But policemen on strike in Port Said deny the allegations. "I'm sure that this isn't the police," claimed Mohamed el-Adawy, deputy commander at el-Sharq police station, as he piled seven rifle rounds on his desk – for use as self-defence, he said. "It was thugs on the street."
Other officer argued that police were acting under extreme psychological pressure. "When people say that we are using force against the protesters, you have to go on the other side and see the situation when thousands are attacking you," said Kamel, who also claimed that the police had reformed their ways since the 2011 uprising.
But rights activists say that abuse continues. "There's definitely more activists subject to torture because there's more activism going on," said Aida Seif el-Dawla, the co-founder of the Egyptian Association Against Torture. Tellingly, she reported that many of the recent survivors had been mocked by police in custody for their participation in overthrow of Mubarak. "The police want to belittle the revolution," she said. Some striking policemen claim their treatment of protesters is a result of interference from Morsi and the Muslim Brotherhood. But the Brotherhood argues that it has little control over an intransigent institution, loyal to Mubarak holdovers, that will take years to reform.

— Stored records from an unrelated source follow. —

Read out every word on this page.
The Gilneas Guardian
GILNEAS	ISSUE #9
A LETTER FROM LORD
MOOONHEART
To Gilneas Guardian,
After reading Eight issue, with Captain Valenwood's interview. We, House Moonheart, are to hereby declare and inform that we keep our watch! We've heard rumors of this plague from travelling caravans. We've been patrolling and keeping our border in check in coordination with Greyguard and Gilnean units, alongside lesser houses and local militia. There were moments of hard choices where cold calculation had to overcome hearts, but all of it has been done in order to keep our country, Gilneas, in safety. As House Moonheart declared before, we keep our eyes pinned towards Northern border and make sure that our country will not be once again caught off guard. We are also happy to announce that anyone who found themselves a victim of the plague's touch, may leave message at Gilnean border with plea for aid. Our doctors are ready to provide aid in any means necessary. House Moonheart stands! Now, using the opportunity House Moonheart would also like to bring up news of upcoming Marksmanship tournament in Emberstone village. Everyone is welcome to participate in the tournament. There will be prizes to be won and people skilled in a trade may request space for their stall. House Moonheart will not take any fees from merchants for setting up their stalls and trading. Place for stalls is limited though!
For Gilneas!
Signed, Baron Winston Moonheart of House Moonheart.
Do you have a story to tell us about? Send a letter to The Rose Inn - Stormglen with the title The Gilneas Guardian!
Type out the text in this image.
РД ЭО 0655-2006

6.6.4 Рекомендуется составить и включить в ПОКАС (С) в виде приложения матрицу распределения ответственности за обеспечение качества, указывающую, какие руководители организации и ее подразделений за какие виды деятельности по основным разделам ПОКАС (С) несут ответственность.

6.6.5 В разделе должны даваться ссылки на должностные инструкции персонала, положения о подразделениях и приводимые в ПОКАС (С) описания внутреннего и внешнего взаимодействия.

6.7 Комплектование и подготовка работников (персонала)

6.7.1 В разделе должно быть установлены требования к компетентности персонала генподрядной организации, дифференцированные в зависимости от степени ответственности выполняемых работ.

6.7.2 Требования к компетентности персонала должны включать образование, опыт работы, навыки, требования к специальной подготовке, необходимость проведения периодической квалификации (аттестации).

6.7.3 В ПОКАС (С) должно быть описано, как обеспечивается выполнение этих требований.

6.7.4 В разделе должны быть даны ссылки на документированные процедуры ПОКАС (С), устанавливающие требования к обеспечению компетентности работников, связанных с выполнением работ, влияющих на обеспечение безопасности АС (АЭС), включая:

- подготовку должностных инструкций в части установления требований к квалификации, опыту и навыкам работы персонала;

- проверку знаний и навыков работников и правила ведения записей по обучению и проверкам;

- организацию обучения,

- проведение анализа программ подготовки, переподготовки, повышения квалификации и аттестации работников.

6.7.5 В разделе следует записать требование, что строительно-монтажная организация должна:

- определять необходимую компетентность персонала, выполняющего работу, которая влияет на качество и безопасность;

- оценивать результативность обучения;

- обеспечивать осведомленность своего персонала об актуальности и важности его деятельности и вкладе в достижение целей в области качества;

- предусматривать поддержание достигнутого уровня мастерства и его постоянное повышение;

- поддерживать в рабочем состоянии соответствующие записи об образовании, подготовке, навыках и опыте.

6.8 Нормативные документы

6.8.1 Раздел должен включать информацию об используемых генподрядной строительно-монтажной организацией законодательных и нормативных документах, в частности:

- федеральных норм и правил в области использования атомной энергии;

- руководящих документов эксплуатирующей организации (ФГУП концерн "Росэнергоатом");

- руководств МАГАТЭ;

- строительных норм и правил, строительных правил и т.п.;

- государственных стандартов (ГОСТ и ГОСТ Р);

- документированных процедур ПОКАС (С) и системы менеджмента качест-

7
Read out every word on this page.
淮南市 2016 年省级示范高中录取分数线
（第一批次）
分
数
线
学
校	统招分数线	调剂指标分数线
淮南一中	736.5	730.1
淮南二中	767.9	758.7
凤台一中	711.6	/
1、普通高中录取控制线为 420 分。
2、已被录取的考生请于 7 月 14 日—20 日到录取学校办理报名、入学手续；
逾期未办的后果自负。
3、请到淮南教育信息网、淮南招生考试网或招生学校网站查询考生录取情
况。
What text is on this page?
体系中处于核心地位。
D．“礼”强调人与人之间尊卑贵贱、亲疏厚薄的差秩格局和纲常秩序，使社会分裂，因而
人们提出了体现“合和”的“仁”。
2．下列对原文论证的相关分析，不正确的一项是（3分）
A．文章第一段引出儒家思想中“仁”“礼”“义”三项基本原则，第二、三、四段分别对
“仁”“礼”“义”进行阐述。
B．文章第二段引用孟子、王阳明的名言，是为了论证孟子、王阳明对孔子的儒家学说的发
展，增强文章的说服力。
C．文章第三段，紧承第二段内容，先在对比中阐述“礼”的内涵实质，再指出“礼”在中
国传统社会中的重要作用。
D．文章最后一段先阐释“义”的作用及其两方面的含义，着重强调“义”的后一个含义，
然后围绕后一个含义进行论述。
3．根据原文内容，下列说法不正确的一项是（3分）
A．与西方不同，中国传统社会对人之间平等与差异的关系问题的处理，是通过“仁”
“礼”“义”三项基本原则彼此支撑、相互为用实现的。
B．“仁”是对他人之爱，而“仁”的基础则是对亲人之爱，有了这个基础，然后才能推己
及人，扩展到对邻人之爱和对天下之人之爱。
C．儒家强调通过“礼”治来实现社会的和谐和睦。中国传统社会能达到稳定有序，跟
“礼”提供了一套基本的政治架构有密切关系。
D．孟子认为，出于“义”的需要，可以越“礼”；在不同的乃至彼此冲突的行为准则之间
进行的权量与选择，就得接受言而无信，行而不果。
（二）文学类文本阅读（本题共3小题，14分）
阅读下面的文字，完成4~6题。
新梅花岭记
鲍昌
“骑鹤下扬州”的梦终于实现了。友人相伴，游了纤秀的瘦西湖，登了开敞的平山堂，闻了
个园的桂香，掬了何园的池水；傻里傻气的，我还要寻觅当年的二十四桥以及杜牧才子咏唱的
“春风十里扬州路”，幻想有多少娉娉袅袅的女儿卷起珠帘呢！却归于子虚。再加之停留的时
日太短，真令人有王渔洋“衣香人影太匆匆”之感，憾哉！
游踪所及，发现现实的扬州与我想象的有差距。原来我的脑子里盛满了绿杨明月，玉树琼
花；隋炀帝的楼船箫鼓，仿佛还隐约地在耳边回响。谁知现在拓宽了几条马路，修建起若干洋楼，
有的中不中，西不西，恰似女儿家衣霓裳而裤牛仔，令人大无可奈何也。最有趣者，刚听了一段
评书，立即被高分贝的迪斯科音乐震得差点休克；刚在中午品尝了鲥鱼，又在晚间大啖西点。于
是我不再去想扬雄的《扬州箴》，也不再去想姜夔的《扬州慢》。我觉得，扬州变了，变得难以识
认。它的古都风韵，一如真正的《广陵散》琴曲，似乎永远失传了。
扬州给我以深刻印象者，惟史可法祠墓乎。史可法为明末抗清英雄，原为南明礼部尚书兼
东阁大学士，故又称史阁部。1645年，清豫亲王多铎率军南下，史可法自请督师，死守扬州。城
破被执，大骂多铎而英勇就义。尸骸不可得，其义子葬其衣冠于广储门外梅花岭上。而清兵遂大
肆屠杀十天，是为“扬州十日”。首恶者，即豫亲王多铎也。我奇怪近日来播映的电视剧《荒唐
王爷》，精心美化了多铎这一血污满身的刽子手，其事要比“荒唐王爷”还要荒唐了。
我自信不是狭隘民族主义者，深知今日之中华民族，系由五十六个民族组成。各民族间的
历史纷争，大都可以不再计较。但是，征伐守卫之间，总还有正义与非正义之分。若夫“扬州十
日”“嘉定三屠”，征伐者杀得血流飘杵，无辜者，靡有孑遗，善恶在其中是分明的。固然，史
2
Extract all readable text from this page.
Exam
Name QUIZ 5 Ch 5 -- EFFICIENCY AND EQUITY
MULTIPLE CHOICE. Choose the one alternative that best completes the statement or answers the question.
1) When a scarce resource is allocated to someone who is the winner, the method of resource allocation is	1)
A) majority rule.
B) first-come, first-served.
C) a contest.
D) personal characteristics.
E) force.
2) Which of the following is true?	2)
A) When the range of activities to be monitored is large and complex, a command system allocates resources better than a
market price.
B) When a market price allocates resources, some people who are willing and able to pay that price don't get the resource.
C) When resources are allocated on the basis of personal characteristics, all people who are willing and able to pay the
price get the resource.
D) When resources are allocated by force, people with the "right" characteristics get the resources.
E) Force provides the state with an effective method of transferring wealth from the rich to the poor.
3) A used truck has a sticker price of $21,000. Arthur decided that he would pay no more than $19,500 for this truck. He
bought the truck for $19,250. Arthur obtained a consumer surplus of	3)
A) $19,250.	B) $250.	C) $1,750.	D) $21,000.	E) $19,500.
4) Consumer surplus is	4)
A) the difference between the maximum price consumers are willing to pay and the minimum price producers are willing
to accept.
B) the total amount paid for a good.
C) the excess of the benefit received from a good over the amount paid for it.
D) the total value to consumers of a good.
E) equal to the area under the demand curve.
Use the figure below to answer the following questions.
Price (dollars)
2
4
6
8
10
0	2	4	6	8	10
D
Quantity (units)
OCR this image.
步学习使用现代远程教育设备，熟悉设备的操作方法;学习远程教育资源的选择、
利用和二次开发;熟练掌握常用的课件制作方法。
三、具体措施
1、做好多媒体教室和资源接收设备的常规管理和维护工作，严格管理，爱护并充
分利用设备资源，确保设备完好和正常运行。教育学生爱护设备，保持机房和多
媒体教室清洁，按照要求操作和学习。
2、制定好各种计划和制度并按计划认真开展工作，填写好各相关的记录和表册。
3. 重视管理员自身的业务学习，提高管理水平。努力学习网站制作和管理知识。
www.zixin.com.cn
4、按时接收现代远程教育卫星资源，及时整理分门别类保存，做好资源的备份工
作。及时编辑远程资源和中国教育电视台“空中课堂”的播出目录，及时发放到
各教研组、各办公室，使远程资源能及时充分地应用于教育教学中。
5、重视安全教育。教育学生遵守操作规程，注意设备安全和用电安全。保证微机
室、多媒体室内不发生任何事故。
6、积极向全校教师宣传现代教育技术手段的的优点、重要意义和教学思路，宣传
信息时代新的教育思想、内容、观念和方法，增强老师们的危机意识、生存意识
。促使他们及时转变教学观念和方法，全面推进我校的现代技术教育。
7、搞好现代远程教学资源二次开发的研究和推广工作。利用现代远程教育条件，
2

"The corruption of the past 60 years is not going to be solved in just one or two or even five years," Walid al-Haddad, a spokesman for its political wing, the Freedom and Justice party, has told the Guardian. A small number of Islamist policemen also claim they have been discriminated against for wearing beards. For their part, human rights activists feel that while Morsi may not have as much control over the police as officers claim, reforming the service is not one of his, or his colleagues', priorities. "They have a choice: to remain in power supported by the people. Or remain in power supported by institutions like the police," said Seif el-Dawla.
But this weekend, as police strikes spread across the country, even the second option seemed unlikely. "I think we [can] safely say a police mutiny is underway in #Egypt,"tweeted Issandr el-Amrani, an analyst and commentator on Egyptian politics.